For a very good introduction to loops, see Davies (2016): The Book of R. No Starch Press: San Francisco.

### Storing the Results

In case we want to use the results for whatever purpose, we need to store them in a vector. The following example heavily borrows from StackOverflow. The loop returns a data frame containing two variables: `pwr`

(power) and `num`

(sample size).

p <- 0.05 pwr <- c() num <- c() while(p <= 0.9){ p <- p + 0.05 t <- power.t.test(sd = 8, delta = 4, sig.level=0.05, power = p, type="two.sample", alternative = "two.sided") pwr <- c(pwr, t$power) num <- c(num, ceiling(t$n)) df <- data.frame(pwr = pwr, n = num) } rm(list = c(setdiff(ls(), c("df")))) dplyr::glimpse(df)

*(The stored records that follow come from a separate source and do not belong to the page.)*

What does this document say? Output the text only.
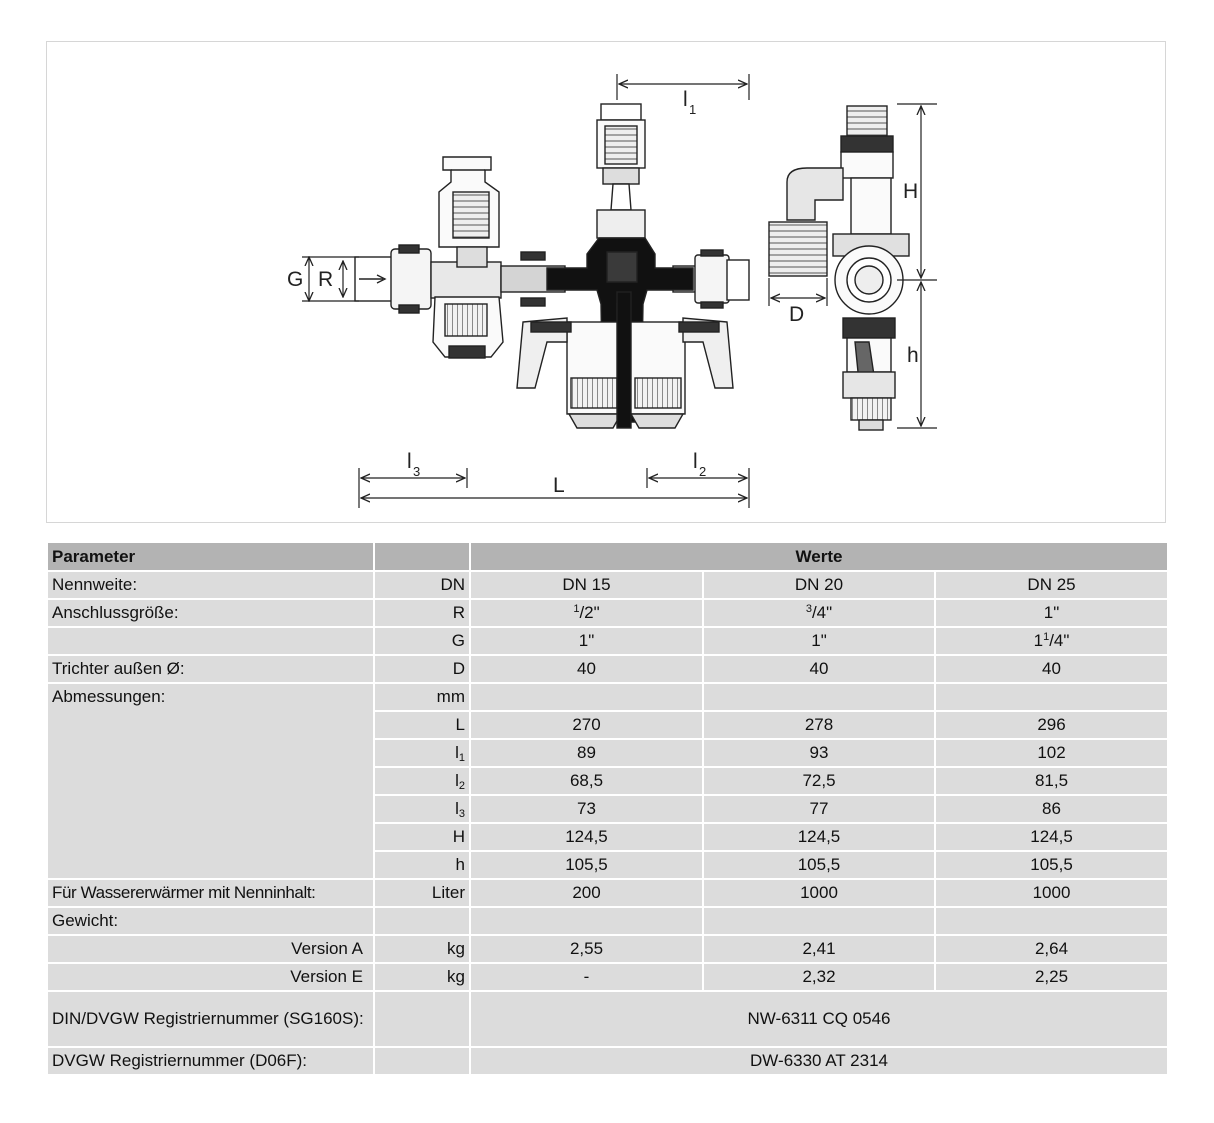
l 1
G R
l 3	l 2
L
H
h
D
Parameter		Werte		
Nennweite:	DN	DN 15	DN 20	DN 25
Anschlussgröße:	R	$^1$/2"	$^3$/4"	1"
	G	1"	1"	$1^1/4$"
Trichter außen Ø:	D	40	40	40
Abmessungen:	mm			
	L	270	278	296
	$l_1$	89	93	102
	$l_2$	68,5	72,5	81,5
	$l_3$	73	77	86
	H	124,5	124,5	124,5
	h	105,5	105,5	105,5
Für Wassererwärmer mit Nenninhalt:	Liter	200	1000	1000
Gewicht:				
Version A	kg	2,55	2,41	2,64
Version E	kg	-	2,32	2,25
DIN/DVGW Registriernummer (SG160S):		NW-6311 CQ 0546		
DVGW Registriernummer (D06F):		DW-6330 AT 2314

## Observations: 17 ## Variables: 2 ## $ pwr <dbl> 0.10, 0.15, 0.20, 0.25, 0.30, 0.35, 0.40, 0.45, 0.50, 0.55... ## $ n <dbl> 5, 8, 12, 15, 18, 21, 25, 28, 32, 36, 41, 45, 51, 57, 64, ...

### Plotting Power and Sample Size

Finally, we plot the relation between power and sample size using the `ggplot2`

package. The theme I use, stems from the `ggpubr`

package.

ggplot(df, aes(pwr, n)) + geom_point() + scale_x_continuous(limits = c(0, 1), breaks = seq(0, 1, 0.1)) + scale_y_continuous(breaks = seq(0, max(df$n)+10, 10)) + geom_text(aes(label = n), nudge_y = 4) + ggpubr::theme_pubr() + labs(x = 'Power', y = 'Sample Size', title = 'Power and Sample Size', subtitle = expression('Two-sided, two sample t-test with' ~ sigma ~ '= 8,' ~ delta ~ '= 4,' ~ alpha ~ '= 0.05'))

As we see, a power of 0.90 requires a sample size of 86 patients per treatment group for a two-sided, two sample t-test with sd = 8, delta = 4, and alpha = 0.05.